Em junho, a trama ficou ainda mais cabeluda. No dia 7, o procurador geral da República, Rodrigo Janot, enviou ao Supremo Tribunal Federal (STF) pedidos de prisão do presidente do Senado, Renan Calheiros (PMDB-AL); do ex-presidente José Sarney (PMDB-AL) e de Jucá. Alegava que os três tentaram obstruir investigações da operação Lava Jato. Os pedidos foram negados na semana passada pelo ministro Teori Zavascki, que não considerou os elementos apresentados por Janot graves o suficiente para justificar a prisão. No dia 15, Sergio Machado afirmou em delação que o presidente interino, Michel Temer, havia pedido a ele para conseguir R$ 1,5 milhão em doação para a campanha de Gabriel Chalita (PMDB-SP) a prefeito de São Paulo, em 2012. O dinheiro seria pago ao diretório do partido pela empreiteira Queiroz Galvão. A guisa de satisfação, o interino convocou uma entrevista coletiva e disse: “Alguém que teria cometido aquele delito irresponsável que o cidadão Machado apontou não teria até condições de presidir o país”. Como assim?, perguntaram-se todos. Mais indignação. No dia 16, o ministro do Turismo Henrique Eduardo Alves, citado por Machado como beneficiário de R$ 1,55 milhão em propina, entregou o cargo. Foi o terceiro desde a posse de Temer, há cerca de 40 dias. Hoje (23), os ex-ministros Paulo Bernardo (Planejamento, Orçamento e Gestões e Comunicacão), de Dilma e Lula; e Carlos Gabas (Previdência e Secretaria da Aviação Civil), de Dilma, foram detidos. O secretário de Gestão Municipal de São Paulo Valter Correia foi chamado a depor. Ao mesmo tempo, a revista Época publicou que a mulher do secretario Nacional da Juventude de Temer, Bruno Moreira Santos, nomeado esta semana, registrou um boletim de ocorrência onde afirma que ele a agrediu com “socos, tapas, chutes e puxões de cabelo”, além de ameaçá-la com uma faca. Temer não se pronunciou a respeito.
MUITO LADRÃO
Especialista em enredos intrincados, o novelista Aguinaldo Silva não acredita que o público tenha passado a gostar de política de uma hora para outra. “O que atrai não é o assunto, mas a trama. Uma novela é o quê? Uma fofoca estendida. No caso de Brasília, há muito ladrão. Então, existe uma espécie de garantia de que a novela não vai acabar tão cedo. Hoje (dia 23 de maio), o Jucá foi desmascarado, amanhã é o Michel Temer, depois o Renan, o Aécio e por aí vai.” Para Silva, os vilões de uma história marcam mais porque evocam um lado sombrio do ser humano. Ninguém esquece a terrível Nazaré Tedesco (Renata Sorrah), que ele criou para a novela “Senhora do Destino” (2004). No último capítulo, a personagem foi encurralada e acabou pulando de uma ponte. Nem todo mundo saberá dizer quem eram as “mocinhas” da trama. Embora Susana Vieira tenha feito com muita dignidade sua Maria do Carmo e Carolina Dieckmann se empenhado para criar Isabel, o telespectador parecia mais interessado nas cenas em que a “bruxa Nazaré” empurrava seus desafetos escada abaixo.

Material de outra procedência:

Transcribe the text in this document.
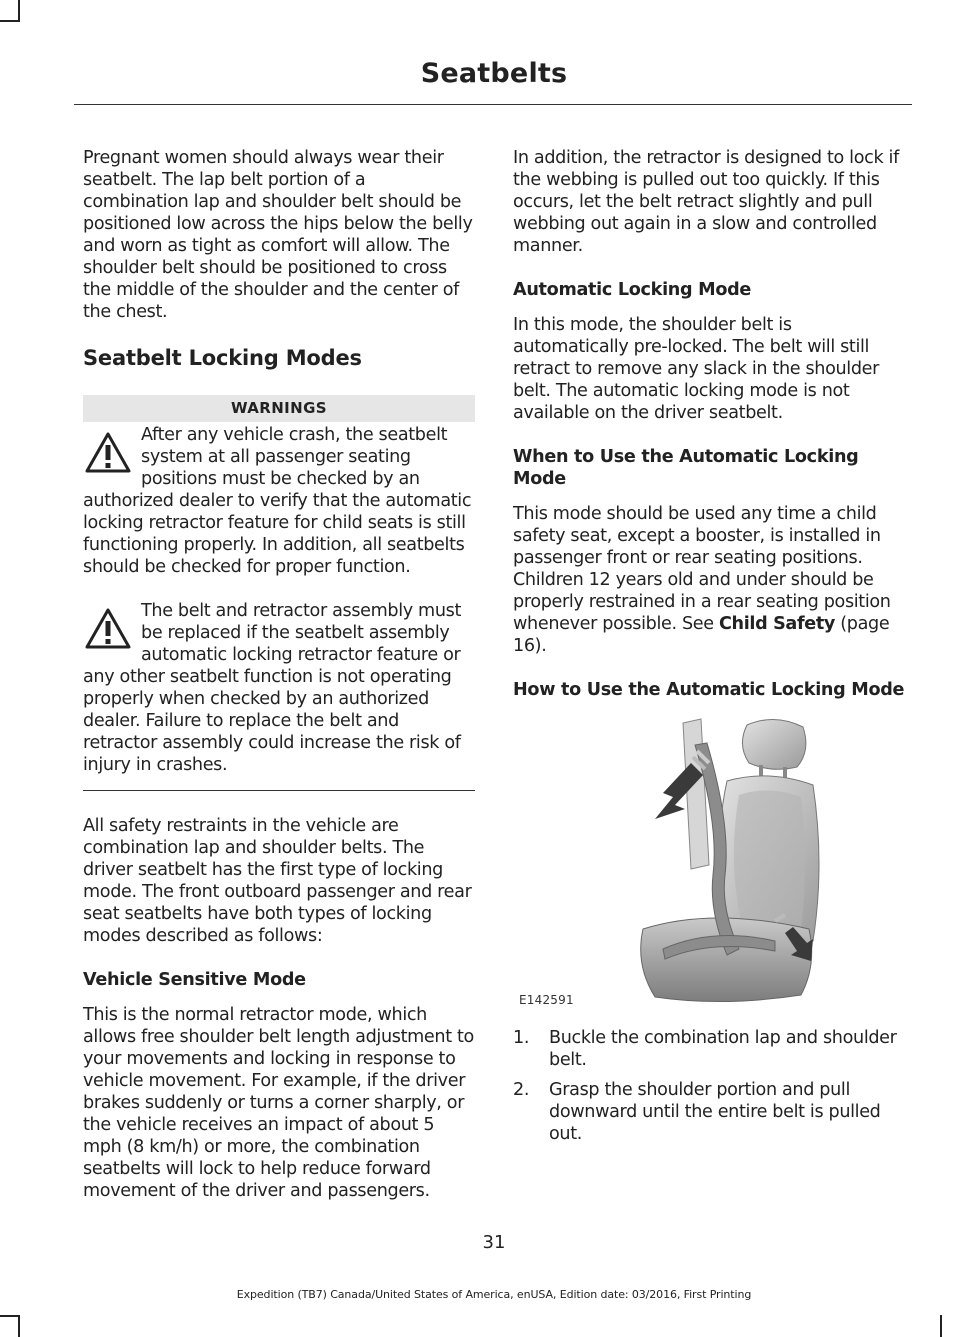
Seatbelts

Pregnant women should always wear their seatbelt. The lap belt portion of a combination lap and shoulder belt should be positioned low across the hips below the belly and worn as tight as comfort will allow. The shoulder belt should be positioned to cross the middle of the shoulder and the center of the chest.

Seatbelt Locking Modes
WARNINGS
After any vehicle crash, the seatbelt system at all passenger seating positions must be checked by an authorized dealer to verify that the automatic locking retractor feature for child seats is still functioning properly. In addition, all seatbelts should be checked for proper function.
The belt and retractor assembly must be replaced if the seatbelt assembly automatic locking retractor feature or any other seatbelt function is not operating properly when checked by an authorized dealer. Failure to replace the belt and retractor assembly could increase the risk of injury in crashes.

All safety restraints in the vehicle are combination lap and shoulder belts. The driver seatbelt has the first type of locking mode. The front outboard passenger and rear seat seatbelts have both types of locking modes described as follows:

Vehicle Sensitive Mode

This is the normal retractor mode, which allows free shoulder belt length adjustment to your movements and locking in response to vehicle movement. For example, if the driver brakes suddenly or turns a corner sharply, or the vehicle receives an impact of about 5 mph (8 km/h) or more, the combination seatbelts will lock to help reduce forward movement of the driver and passengers.

In addition, the retractor is designed to lock if the webbing is pulled out too quickly. If this occurs, let the belt retract slightly and pull webbing out again in a slow and controlled manner.

Automatic Locking Mode

In this mode, the shoulder belt is automatically pre-locked. The belt will still retract to remove any slack in the shoulder belt. The automatic locking mode is not available on the driver seatbelt.

When to Use the Automatic Locking Mode

This mode should be used any time a child safety seat, except a booster, is installed in passenger front or rear seating positions. Children 12 years old and under should be properly restrained in a rear seating position whenever possible. See Child Safety (page 16).

How to Use the Automatic Locking Mode
E142591
1. Buckle the combination lap and shoulder belt.
2. Grasp the shoulder portion and pull downward until the entire belt is pulled out.
31
Expedition (TB7) Canada/United States of America, enUSA, Edition date: 03/2016, First Printing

De acordo com Cristina Mungioli, professora doutora da Escola de Comunicação e Artes da Universidade de São Paulo (ECA-USP), Brasília vai além de uma obra de ficção. “Uma novela não daria conta.” Cristina explica que na ficção existem regras, uma lógica: “É preciso obedecer determinadas leis”, afirma. “Você tem o chamado plot, que é a trama propriamente dita, com começo, meio e fim, e o subplot, com os acontecimentos ‘laterais’. O primeiro estabelece a espinha dorsal, apresenta os personagens principais e seus objetivos; o segundo adiciona complicações e obstáculos à história. Na ‘ficção’ política (do Planalto) só tem subplot. É uma anarquia. Não há nem sinal de epílogo. O fato de ninguém ter se apresentado para fazer o papel de mocinho (o heroísmo atribuído ao juiz Sérgio Moro não é consenso) desequilibra o enredo, deixa a audiência desconcertada”, diz a professora.
NINGUÉM ACREDITARIA
Para Cristina, a forma como a trama se desenrola em Brasília atropela a tradição dos roteiros clássicos, que costuma se basear no “princípio da verossimilhança”. “Não se trata do que é verdade, mas do que parece ser verdadeiro. É preciso fazer o espectador acreditar no que está acontecendo.” A sordidez que liga os envolvidos no Planalto é tamanha que, se não fosse tão familiar ao ambiente político do país, ninguém acreditaria. “Os parlamentares não ouvem o eleitorado, não se interessam em saber nem o que seria crível para as pessoas”, observa Cristina. Diferentemente de uma novela ou minissérie, nem o produtor nem os participantes estão interessados em turbinar a audiência – aliás, é justamente o contrário, eles preferem que ninguém divulgue o que está acontecendo.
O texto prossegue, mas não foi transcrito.